National Christian Fellowship concerned over attacks on churches

Friday, 29 March 2013 03:17 -     - {{hitsCtrl.values.hits}}

The National Christian Fellowship Sri Lanka (NCFSL), which represents over 200 indigenous Churches in Sri Lanka, said in a statement that it views with serious concern the sudden escalation of violence directed towards pastors, Christian workers and religious places of worship all over Sri Lanka during the recent months.

The NCFSL confirms that 23 such incidents have been reported in 2013.

“As Sri Lankans, we are also concerned about the wrongful and distorted bias reporting of some of the electronic as well as print media concerning such attacks. We have documented cases of intimidation, threats, violence and arson, all this in the cause of religious intolerance,” said Rev. Rohan Ekanayake, General Secretary of the NCFSL.

“We note that Sri Lanka has suffered greatly through two major insurgencies and a 30-year war which tore at the nation’s heart and caused us all great grief. Not to mention the cost of lives as well the damage caused to the economy. As a nation, we need to ask ourselves whether we need yet another ethnic or religious conflict at this moment of time,” he added.

The NCFSL maintains that the laws of natural justice and the Constitution of Sri Lanka in Articles 10 and 14 (1) (e) recognise the individual’s right to adopt and practice the religion of his choice. “We categorically state that communication of the gospel is an inseparable part of the practice of our faith. Correspondingly, we recognise the right to every other religion to proclaim its beliefs.

Those who recognise this right may also agree that it is unethical to interfere with the expression of the individual‘s freedom to choose.”

The NCFSL believes that the attacks are attempted in order to justify the so called ‘unethical conversion’.

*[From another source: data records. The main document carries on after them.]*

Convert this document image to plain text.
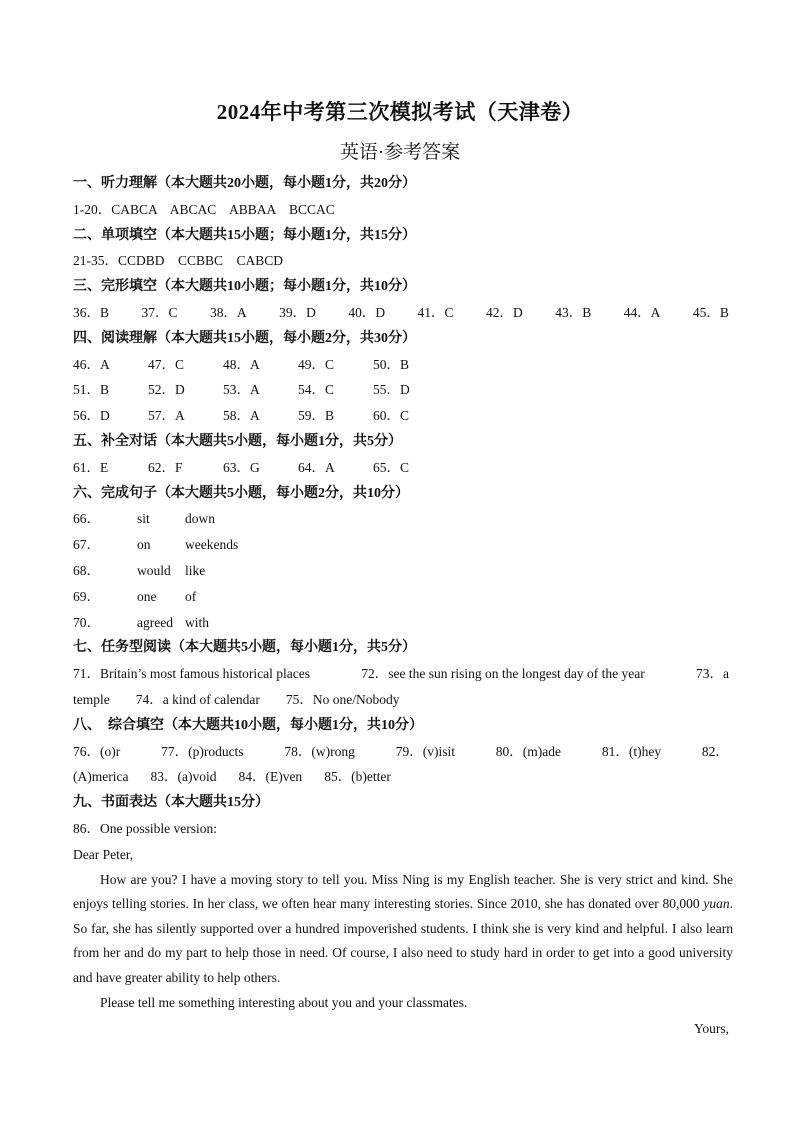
2024年中考第三次模拟考试（天津卷）
英语·参考答案
一、听力理解（本大题共20小题，每小题1分，共20分）
1-20．CABCA    ABCAC    ABBAA    BCCAC
二、单项填空（本大题共15小题；每小题1分，共15分）
21-35．CCDBD    CCBBC    CABCD
三、完形填空（本大题共10小题；每小题1分，共10分）
36．B 37．C 38．A 39．D 40．D 41．C 42．D 43．B 44．A 45．B
四、阅读理解（本大题共15小题，每小题2分，共30分）
46．A	47．C	48．A	49．C	50．B
51．B	52．D	53．A	54．C	55．D
56．D	57．A	58．A	59．B	60．C
五、补全对话（本大题共5小题，每小题1分，共5分）
61．E	62．F	63．G	64．A	65．C
六、完成句子（本大题共5小题，每小题2分，共10分）
66．	sit	down
67．	on	weekends
68．	would like
69．	one of
70．	agreed with
七、任务型阅读（本大题共5小题，每小题1分，共5分）
71．Britain’s most famous historical places	72．see the sun rising on the longest day of the year	73．a
temple 74．a kind of calendar 75．No one/Nobody
八、  综合填空（本大题共10小题，每小题1分，共10分）
76．(o)r	77．(p)roducts	78．(w)rong	79．(v)isit	80．(m)ade	81．(t)hey	82．
(A)merica 83．(a)void 84．(E)ven 85．(b)etter
九、书面表达（本大题共15分）
86．One possible version:
Dear Peter,
How are you? I have a moving story to tell you. Miss Ning is my English teacher. She is very strict and kind. She enjoys telling stories. In her class, we often hear many interesting stories. Since 2010, she has donated over 80,000 yuan. So far, she has silently supported over a hundred impoverished students. I think she is very kind and helpful. I also learn from her and do my part to help those in need. Of course, I also need to study hard in order to get into a good university and have greater ability to help others.
Please tell me something interesting about you and your classmates.
Yours,
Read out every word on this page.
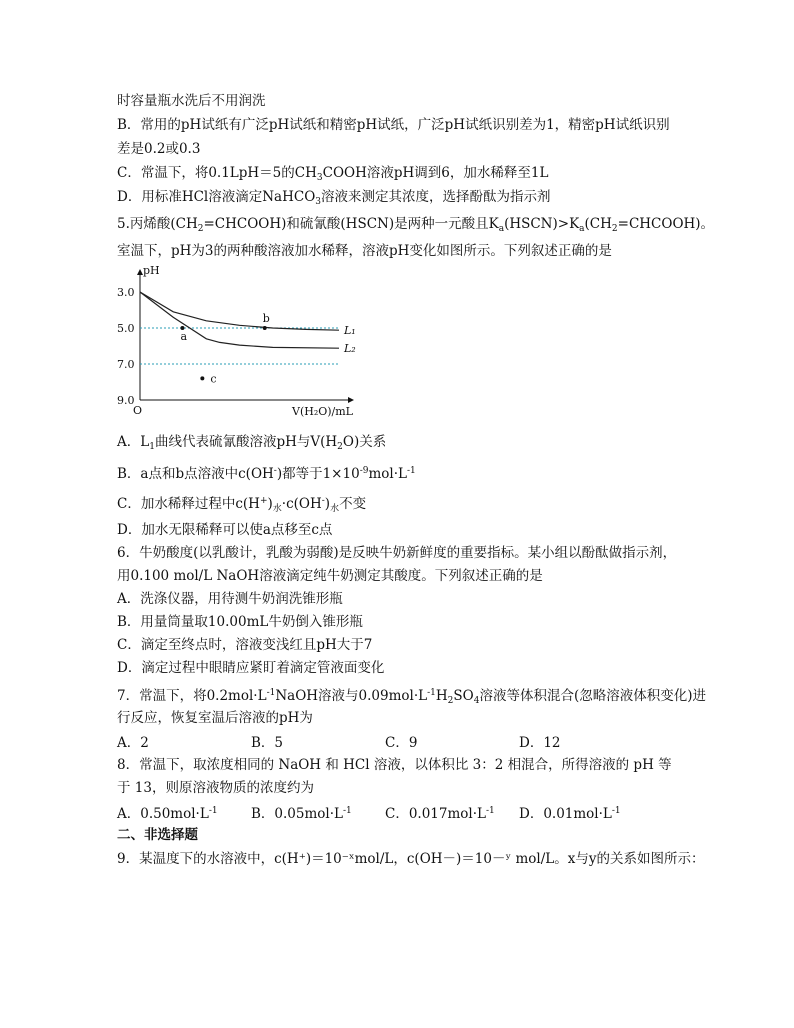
时容量瓶水洗后不用润洗
B．常用的pH试纸有广泛pH试纸和精密pH试纸，广泛pH试纸识别差为1，精密pH试纸识别
差是0.2或0.3
C．常温下，将0.1LpH＝5的$CH_3COOH$溶液pH调到6，加水稀释至1L
D．用标准HCl溶液滴定NaHCO$_3$溶液来测定其浓度，选择酚酞为指示剂
5.丙烯酸$(CH_2=CHCOOH)$和硫氰酸(HSCN)是两种一元酸且$K_a(HSCN)>K_a(CH_2=CHCOOH)$。
室温下，pH为3的两种酸溶液加水稀释，溶液pH变化如图所示。下列叙述正确的是
pH
O	V(H₂O)/mL
3.0
5.0
7.0
9.0
L₁
L₂
a
b
c
A．$L_1$曲线代表硫氰酸溶液pH与$V(H_2O)$关系
B．a点和b点溶液中c(OH-)都等于$1\times 10^{-9}mol\cdot L^{-1}$
C．加水稀释过程中$c(H^+)_水\cdot c(OH^-)_水$不变
D．加水无限稀释可以使a点移至c点
6．牛奶酸度(以乳酸计，乳酸为弱酸)是反映牛奶新鲜度的重要指标。某小组以酚酞做指示剂，
用0.100 mol/L NaOH溶液滴定纯牛奶测定其酸度。下列叙述正确的是
A．洗涤仪器，用待测牛奶润洗锥形瓶
B．用量筒量取10.00mL牛奶倒入锥形瓶
C．滴定至终点时，溶液变浅红且pH大于7
D．滴定过程中眼睛应紧盯着滴定管液面变化
7．常温下，将$0.2mol\cdot L^{-1}NaOH$溶液与$0.09mol\cdot L^{-1}H_2SO_4$溶液等体积混合(忽略溶液体积变化)进
行反应，恢复室温后溶液的pH为
A．2	B．5	C．9	D．12
8．常温下，取浓度相同的 NaOH 和 HCl 溶液，以体积比 3：2 相混合，所得溶液的 pH 等
于 13，则原溶液物质的浓度约为
A．$0.50mol\cdot L^{-1}$ B．$0.05mol\cdot L^{-1}$ C．$0.017mol\cdot L^{-1}$ D．$0.01mol\cdot L^{-1}$
二、非选择题
9．某温度下的水溶液中，c(H⁺)＝10⁻ˣmol/L，c(OH－)＝10－ʸ mol/L。x与y的关系如图所示：
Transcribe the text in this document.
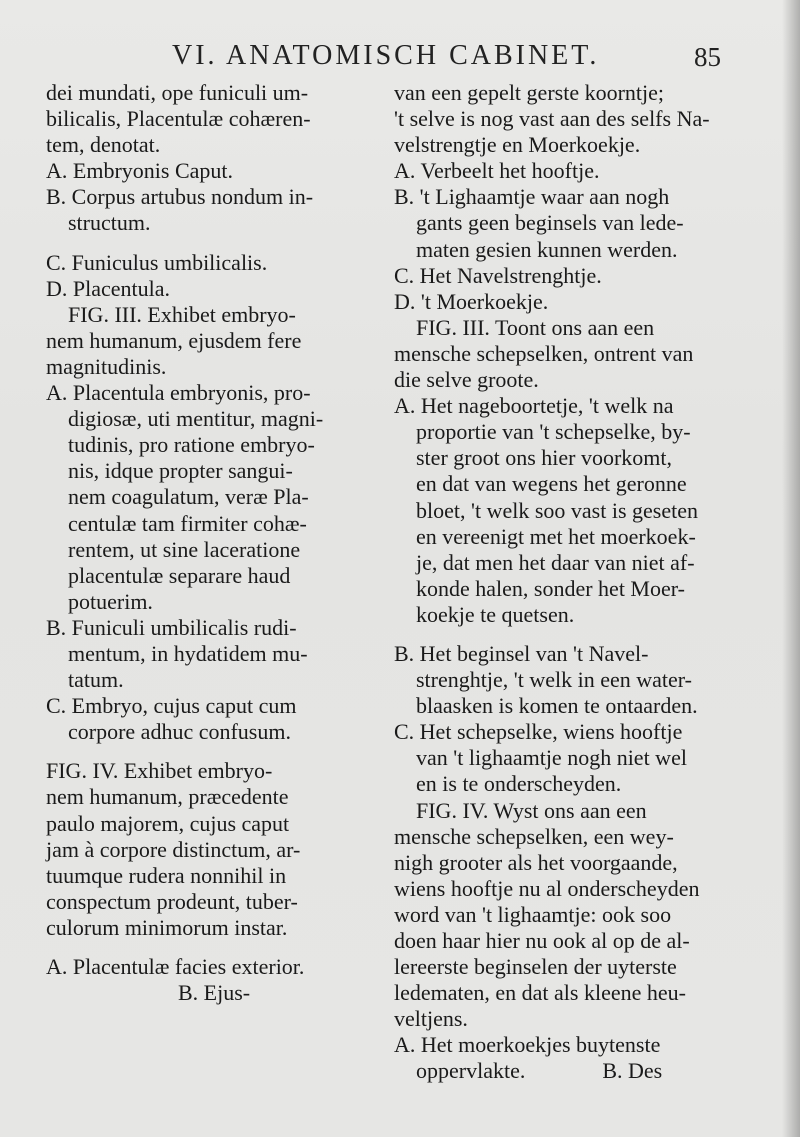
VI. ANATOMISCH CABINET.	85
dei mundati, ope funiculi um-
bilicalis, Placentulæ cohæren-
tem, denotat.
A. Embryonis Caput.
B. Corpus artubus nondum in-
structum.
C. Funiculus umbilicalis.
D. Placentula.
FIG. III. Exhibet embryo-
nem humanum, ejusdem fere
magnitudinis.
A. Placentula embryonis, pro-
digiosæ, uti mentitur, magni-
tudinis, pro ratione embryo-
nis, idque propter sangui-
nem coagulatum, veræ Pla-
centulæ tam firmiter cohæ-
rentem, ut sine laceratione
placentulæ separare haud
potuerim.
B. Funiculi umbilicalis rudi-
mentum, in hydatidem mu-
tatum.
C. Embryo, cujus caput cum
corpore adhuc confusum.
FIG. IV. Exhibet embryo-
nem humanum, præcedente
paulo majorem, cujus caput
jam à corpore distinctum, ar-
tuumque rudera nonnihil in
conspectum prodeunt, tuber-
culorum minimorum instar.
A. Placentulæ facies exterior.
B. Ejus-
van een gepelt gerste koorntje;
't selve is nog vast aan des selfs Na-
velstrengtje en Moerkoekje.
A. Verbeelt het hooftje.
B. 't Lighaamtje waar aan nogh
gants geen beginsels van lede-
maten gesien kunnen werden.
C. Het Navelstrenghtje.
D. 't Moerkoekje.
FIG. III. Toont ons aan een
mensche schepselken, ontrent van
die selve groote.
A. Het nageboortetje, 't welk na
proportie van 't schepselke, by-
ster groot ons hier voorkomt,
en dat van wegens het geronne
bloet, 't welk soo vast is geseten
en vereenigt met het moerkoek-
je, dat men het daar van niet af-
konde halen, sonder het Moer-
koekje te quetsen.
B. Het beginsel van 't Navel-
strenghtje, 't welk in een water-
blaasken is komen te ontaarden.
C. Het schepselke, wiens hooftje
van 't lighaamtje nogh niet wel
en is te onderscheyden.
FIG. IV. Wyst ons aan een
mensche schepselken, een wey-
nigh grooter als het voorgaande,
wiens hooftje nu al onderscheyden
word van 't lighaamtje: ook soo
doen haar hier nu ook al op de al-
lereerste beginselen der uyterste
ledematen, en dat als kleene heu-
veltjens.
A. Het moerkoekjes buytenste
oppervlakte.              B. Des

“To the Christian, helping the needy is a necessary part of the practice of their religion. The expression of Christian love and concern includes dealing with both the spiritual and the physical need of the person. While asserting the right to do so and the responsibility of Christians to care for the needy, we condemn the use of charity and care for the needy as an inducement to religious proselytisation.

If there are any offers of material inducements for the purpose of proselytisation, we condemn such their methods as abhorrent to Christianity,” stated Rev. Money Ratnam of the NCFSL.

The NCFSL says that the accusations, intimidation and violence against Christians are biased and illegal and should not be tolerated in a democratic society such as ours. In essence, it is a denial of the fundamental human rights of its citizens.  

The NCFSL upholds the integrity of a united Sri Lanka and condemns the attacks on the Buddhist clergy in Chennai, India.

The use of violence as a means of achieving any end is against the teachings of Christ and cannot be condoned.

The NCFSL asserts the need for peace and good will on the basis of mutual recognition, honour and respect for all communities in the country’s multi-ethnic and multi-religious society. Further, it calls upon the State to uphold the rule of law and to treat all its citizens equally.

The NCFSL calls upon all Christians to unite and to participate in a day of fasting and prayer for the nation and for the persecuted Church on 8 April 2013 at Holy Trinity Auditorium, 784, Prince of Wales Avenue, Colombo 14 at 10 a.m.

“We also call upon the authorities to enable justice to be meted out to all Sri Lankans in this connection including the affected Christian clergy and workers,” the NCFSL statement added.